Around 1920, Robert Frost wrote a poem titled "The Road Not Taken." It has always been one of my favorites. In the poem, he compares his choice of what path, or road, to take and he likens that choice to the choices we make in life. While most of us travel the same path, some of us choose the road less taken.

Before we go any further I would like to ask a favor. The editor believes that this publication should not be used to promote poetry, so please don't tell him about this.

People always seem to be saying that life is like this or life is like that. I guess it's only natural but there are a lot of things out there that are just like life, if you choose to look at them that way. Roads are one of them.

The other day I was headed for the baseball field at the high school and as I approached Mountain Meadows Drive, I saw the car in front of me making a right hand turn. This would have been no big deal had the driver not started the turn from the left turn lane. This prompted me to compare Mountain Meadows Drive to the road we travel in life. We think we know what is on both roads and what happens is not always what we expect.

Later, on the way home, I was driving along High Street when it suddenly hit me. No, not another car, but the thought that a lot of the roads here in Moorpark are like life.

Take High Street for example. It's a nice drive and the speeds are slow, kind of like a lazy summer Sunday. It's just a quiet, shady, peaceful little stretch of road that almost forces calm upon you as you pass by the familiar shops just as you might pass a friend on a Sunday morning stroll.

Poindexter has the railroad off to the North and Chaparral School off to the South. There in that little stretch is a bit of our town's past life to one side and a glimpse of the town's future off to the other side.

Tierra Rajada Road can be likened to our constant struggle between the good and evil in each of us. Some times we're forced to poke along at about 20 mph while the folks in both lanes finish dialing. At other times it is amazing just how folks can go along that stretch of road and not fly off into Somis. But, like life, we usually move along together at the posted speed (at least for the last hundred feet before the speed indicator sign).

The drive to Fillmore is a lot like life's journey. As you start out on Moorpark Avenue it's crowded and slow going, but at least you're headed in the right direction. Then there's the turn at Broadway and even though you're no longer going in the direction that you chose, you're getting there faster. Along the way, there are the inevitable peaks and dips that life has to offer but eventually, the dips are behind you and as you turn up Grimes Canyon you are back on the right track. Now there's just one last big hill to climb but, if can get over the top, it's all downhill from there.
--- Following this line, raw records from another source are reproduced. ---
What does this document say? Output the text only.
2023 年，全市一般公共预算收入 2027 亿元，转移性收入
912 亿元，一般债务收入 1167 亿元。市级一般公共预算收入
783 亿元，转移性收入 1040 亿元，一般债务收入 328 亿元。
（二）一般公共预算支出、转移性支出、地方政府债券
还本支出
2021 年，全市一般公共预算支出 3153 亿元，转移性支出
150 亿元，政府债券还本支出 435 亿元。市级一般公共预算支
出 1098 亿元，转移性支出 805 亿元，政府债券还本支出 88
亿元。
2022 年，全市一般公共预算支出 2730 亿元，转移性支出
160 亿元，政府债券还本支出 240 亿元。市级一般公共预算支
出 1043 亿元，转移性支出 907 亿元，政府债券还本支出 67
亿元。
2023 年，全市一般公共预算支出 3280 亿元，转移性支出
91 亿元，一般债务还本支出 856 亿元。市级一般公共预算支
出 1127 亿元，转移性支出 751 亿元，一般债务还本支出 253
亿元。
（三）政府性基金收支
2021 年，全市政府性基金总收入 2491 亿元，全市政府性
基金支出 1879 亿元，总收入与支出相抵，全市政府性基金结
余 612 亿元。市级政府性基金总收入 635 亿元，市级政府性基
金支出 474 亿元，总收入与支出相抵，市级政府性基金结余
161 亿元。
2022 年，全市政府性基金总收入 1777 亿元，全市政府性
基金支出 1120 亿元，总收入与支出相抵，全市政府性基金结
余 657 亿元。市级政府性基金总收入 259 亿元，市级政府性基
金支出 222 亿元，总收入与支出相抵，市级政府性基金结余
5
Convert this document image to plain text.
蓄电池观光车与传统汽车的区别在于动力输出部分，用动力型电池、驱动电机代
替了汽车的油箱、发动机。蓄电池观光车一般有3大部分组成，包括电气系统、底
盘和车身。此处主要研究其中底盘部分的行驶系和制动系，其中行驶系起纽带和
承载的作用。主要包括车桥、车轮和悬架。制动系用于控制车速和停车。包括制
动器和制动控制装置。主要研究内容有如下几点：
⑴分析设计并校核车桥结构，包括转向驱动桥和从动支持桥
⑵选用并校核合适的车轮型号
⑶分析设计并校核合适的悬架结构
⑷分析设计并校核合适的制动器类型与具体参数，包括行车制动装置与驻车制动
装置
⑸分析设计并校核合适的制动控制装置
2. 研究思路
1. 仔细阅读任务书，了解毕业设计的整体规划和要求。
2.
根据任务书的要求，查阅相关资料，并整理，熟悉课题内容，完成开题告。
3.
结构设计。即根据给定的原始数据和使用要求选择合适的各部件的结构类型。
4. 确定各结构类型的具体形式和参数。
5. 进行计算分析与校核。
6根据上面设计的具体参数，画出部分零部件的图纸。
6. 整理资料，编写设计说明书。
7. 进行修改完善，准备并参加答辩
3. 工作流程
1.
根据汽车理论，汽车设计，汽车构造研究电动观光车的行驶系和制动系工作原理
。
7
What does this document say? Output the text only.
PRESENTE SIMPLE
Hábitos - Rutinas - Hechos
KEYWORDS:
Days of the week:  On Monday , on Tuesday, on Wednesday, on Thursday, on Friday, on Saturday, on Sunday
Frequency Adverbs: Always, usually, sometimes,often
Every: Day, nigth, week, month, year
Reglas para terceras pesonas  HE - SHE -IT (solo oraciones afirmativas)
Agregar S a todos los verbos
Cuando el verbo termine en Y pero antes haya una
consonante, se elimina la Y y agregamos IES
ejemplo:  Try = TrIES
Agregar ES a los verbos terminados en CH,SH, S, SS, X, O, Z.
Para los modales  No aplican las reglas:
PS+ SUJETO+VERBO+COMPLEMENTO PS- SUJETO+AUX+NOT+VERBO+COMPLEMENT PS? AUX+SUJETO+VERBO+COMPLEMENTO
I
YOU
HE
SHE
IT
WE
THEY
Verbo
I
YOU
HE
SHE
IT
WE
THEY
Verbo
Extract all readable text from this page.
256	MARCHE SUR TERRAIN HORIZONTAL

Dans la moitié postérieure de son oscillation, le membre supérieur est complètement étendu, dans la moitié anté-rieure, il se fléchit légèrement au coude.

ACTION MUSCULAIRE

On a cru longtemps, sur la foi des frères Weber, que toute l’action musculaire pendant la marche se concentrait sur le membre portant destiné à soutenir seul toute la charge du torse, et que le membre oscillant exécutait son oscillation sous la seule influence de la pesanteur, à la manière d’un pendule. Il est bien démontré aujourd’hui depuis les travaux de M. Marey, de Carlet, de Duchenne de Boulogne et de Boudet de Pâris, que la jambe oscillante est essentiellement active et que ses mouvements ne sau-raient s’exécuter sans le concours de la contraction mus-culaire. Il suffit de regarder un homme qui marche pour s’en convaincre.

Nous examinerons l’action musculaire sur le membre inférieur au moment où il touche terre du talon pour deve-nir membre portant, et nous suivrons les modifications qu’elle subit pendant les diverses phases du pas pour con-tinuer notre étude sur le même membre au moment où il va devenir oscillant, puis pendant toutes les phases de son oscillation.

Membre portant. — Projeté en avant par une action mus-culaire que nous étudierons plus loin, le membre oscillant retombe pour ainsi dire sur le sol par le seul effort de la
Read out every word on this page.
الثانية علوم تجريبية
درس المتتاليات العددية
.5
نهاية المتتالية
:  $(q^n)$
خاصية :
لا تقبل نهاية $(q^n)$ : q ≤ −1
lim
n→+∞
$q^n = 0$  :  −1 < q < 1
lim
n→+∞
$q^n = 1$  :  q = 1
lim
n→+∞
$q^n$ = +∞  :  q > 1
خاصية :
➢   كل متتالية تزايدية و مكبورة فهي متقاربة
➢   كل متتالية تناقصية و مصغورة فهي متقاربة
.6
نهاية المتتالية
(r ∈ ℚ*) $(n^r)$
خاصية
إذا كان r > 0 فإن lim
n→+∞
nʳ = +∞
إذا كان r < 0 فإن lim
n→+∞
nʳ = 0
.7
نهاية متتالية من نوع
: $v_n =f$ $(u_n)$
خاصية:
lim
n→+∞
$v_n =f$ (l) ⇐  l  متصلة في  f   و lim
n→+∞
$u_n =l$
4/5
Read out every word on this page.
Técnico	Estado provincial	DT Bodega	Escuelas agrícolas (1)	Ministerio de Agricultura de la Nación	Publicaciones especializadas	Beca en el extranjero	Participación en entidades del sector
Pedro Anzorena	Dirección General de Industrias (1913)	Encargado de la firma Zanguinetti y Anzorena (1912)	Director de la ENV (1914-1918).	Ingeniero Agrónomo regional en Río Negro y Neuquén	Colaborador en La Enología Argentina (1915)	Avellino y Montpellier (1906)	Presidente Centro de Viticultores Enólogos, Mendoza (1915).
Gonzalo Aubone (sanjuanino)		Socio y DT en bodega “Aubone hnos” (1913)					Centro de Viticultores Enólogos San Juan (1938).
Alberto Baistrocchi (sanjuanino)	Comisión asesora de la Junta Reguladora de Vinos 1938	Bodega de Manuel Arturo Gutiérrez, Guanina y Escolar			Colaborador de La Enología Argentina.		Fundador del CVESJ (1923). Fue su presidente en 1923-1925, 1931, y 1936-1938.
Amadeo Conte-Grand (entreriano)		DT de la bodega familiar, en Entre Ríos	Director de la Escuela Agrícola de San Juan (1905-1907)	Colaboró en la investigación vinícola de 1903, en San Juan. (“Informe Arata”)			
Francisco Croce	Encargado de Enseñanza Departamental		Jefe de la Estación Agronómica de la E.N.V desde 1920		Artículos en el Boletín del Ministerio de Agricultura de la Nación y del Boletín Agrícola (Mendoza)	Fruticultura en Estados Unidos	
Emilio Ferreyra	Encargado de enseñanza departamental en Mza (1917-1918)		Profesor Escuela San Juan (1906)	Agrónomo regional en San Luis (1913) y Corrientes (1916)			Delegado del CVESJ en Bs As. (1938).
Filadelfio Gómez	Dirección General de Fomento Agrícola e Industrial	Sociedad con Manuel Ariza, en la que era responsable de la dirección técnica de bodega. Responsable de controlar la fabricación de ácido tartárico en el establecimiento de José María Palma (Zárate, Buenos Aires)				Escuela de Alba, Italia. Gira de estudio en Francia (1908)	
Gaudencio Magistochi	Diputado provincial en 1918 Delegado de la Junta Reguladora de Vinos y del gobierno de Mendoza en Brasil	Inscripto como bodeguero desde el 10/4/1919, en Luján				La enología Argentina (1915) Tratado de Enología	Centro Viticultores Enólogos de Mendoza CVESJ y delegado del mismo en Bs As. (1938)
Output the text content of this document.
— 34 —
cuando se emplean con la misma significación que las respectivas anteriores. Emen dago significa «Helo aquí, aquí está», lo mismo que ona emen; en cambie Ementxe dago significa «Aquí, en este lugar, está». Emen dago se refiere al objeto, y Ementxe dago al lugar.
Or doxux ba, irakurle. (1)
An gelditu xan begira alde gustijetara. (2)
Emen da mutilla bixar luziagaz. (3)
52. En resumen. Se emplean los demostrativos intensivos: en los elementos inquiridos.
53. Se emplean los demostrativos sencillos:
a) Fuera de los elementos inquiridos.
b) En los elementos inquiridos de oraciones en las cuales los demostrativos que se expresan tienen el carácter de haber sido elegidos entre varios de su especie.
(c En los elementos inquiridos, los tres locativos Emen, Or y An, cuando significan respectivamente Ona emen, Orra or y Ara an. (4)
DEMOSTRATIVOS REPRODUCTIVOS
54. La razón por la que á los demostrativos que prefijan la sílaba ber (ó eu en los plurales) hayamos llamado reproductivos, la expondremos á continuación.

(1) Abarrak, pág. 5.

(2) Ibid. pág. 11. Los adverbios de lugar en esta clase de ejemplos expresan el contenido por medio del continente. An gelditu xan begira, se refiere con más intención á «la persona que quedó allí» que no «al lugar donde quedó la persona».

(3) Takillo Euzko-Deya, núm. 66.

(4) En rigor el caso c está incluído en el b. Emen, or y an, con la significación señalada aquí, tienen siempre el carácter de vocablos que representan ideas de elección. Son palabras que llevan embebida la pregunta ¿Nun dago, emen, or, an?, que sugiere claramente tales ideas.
All in all, life and roads have a great deal in common. Primarily, both are driven by the need to get ahead of the guy in front of you who is not paying attention to what's going on around him. Just as it is in life, its best if this can be accomplished without doing any damage to the other folks around you.

Let's hope that on Feb. 5, the road less travel by is not the road to the polling place because that will make all of the difference.